複数のベテランの調査・分析者に見解を尋ねたところ、こう口をそろえた。

「(今回の調査ミスは)常識的にはあり得ないと思いますけど、最近は常識が通用しないとんでもない調査ミスが珍しくないので……」

石綿を見逃せば、労働者や周辺にいる人びとがばく露させ、数十年後に中皮腫(肺や心臓などの膜にできるがんで予後が非常に悪い)などの健康被害を生じさせることになりかねない。ところが調査ミスが横行しているというのだ。

ずさんな石綿調査が繰り返される原因の1つは、国の意向で現場を知らずまともな石綿調査ができない“素人”同然の「ペーパー調査者」「にわか調査者」が急増したことがある。

もともと国土交通省が2013年に始めた建築物石綿含有建材調査者(現在の特定調査者)講習は、建築などの一定の実務経験がある者を対象に、座学だけでなく実地研修も含め「中立かつ公正に専門的な調査を行うことができる調査者の育成」をめざしてきた。
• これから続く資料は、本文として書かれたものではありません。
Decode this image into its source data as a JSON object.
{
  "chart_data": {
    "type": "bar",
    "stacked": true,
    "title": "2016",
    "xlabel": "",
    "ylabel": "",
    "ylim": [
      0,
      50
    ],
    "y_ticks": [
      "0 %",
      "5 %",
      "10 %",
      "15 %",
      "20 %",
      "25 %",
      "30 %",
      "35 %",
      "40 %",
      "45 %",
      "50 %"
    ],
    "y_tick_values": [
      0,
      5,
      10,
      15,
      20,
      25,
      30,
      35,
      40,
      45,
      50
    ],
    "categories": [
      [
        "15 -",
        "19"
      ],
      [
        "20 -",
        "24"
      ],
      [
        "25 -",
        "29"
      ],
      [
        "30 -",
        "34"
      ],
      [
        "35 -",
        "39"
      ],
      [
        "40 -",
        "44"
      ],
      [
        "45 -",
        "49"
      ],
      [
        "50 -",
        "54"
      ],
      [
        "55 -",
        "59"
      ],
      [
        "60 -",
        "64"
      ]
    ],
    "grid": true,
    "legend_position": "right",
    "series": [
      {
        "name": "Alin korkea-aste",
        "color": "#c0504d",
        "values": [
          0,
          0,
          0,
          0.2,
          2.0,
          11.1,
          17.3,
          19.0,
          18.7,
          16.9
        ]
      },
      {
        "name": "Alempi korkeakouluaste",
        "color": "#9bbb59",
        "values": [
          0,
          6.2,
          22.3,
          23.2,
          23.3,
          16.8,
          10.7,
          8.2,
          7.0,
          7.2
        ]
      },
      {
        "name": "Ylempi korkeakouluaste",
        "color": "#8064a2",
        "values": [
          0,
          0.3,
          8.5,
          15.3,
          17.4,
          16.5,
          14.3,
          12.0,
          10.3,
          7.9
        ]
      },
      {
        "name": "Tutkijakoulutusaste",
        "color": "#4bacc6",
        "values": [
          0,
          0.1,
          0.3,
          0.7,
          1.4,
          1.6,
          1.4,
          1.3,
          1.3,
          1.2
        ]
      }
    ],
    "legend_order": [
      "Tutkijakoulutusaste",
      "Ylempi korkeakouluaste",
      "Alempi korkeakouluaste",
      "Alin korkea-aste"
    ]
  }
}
ところが厚生労働省と環境省を含む3省共管に切り替わり、実地研修なしの「一般建築物石綿含有建材調査者(一般調査者)」を新たに規定。しかし調査に制限が設けられなかったため、特定調査者講習を受講する必要性がなくなった。また「石綿作業主任者技能講習」を修了した者は実務経験なしでも調査者講習を受けることが可能になったことで受講者が大幅に増えることになった。

厚労省は実地研修を除けば講習時間は同じとして、「レベルを下げたわけではない」と強調する。しかし講習機関や講師は、「国から合格率を90%まで上げるよういわれているので、どこの講習でも修了試験の答えを教える時間を作ったり、『ここ試験に出ますよ』と教えているのが実態で、誰でも通ります」とため息をつく。同省は否定するが、関係者の間では周知の事実である。

その結果、石綿調査ができる有資格者は2024年末で約23万6700人まで増えた。そうして調査ミスが量産されているというのが現場の声だ。国の失策は明らかである。

一度講習を修了したら更新も必要ない“永久ライセンス”というのも異常である。イギリスなどでははるかに難しい認定制度のうえ、毎年更新講習を受けなくてはならない仕組みだ。調査ミスで人のいのちを奪いかねない以上、認定制度の導入に加えて、継続的な更新講習により“素人”調査者をレベルアップさせる仕組みが必須である。

さらに廃棄物処理業と同様に石綿調査・分析業者の許可(ライセンス)制度があれば、不適正な調査・分析は許可取り消しの理由になりかねず、一定の歯止めをかけることができる。イギリスのように国際標準課機構(ISO)認証による精度管理を義務づけ、品質保証する取り組みも必要だ。

イギリスでは分析機関のISO17025認証による精度管理は規則で義務づけ。調査機関のISO17020認証による精度管理を規則に基づく実施準則(ACOP)で「強く推奨」している。義務づけではないが、採用している事業者を使わない場合、不適正事案が起きた際に発注者責任を問われかねない仕組みである。この精度管理は受注現場の5%に対して別の調査者に再調査させ、結果が統計的に95%の信頼区間内であることを要求する非常に厳しいものだ。こうした取り組みにより、調査ミスが極力起きないようにしていくことが重要だろう。

いい加減な石綿調査をしてもお咎めなしというのでは、ずさんな調査はなくならないし、きちんとした調査をするインセンティブが働かない。これでは今後も被害者は出続けるだろう。今年度は前回の法令改正から5年の見直し時期だ。今度こそ抜本改正が求められる。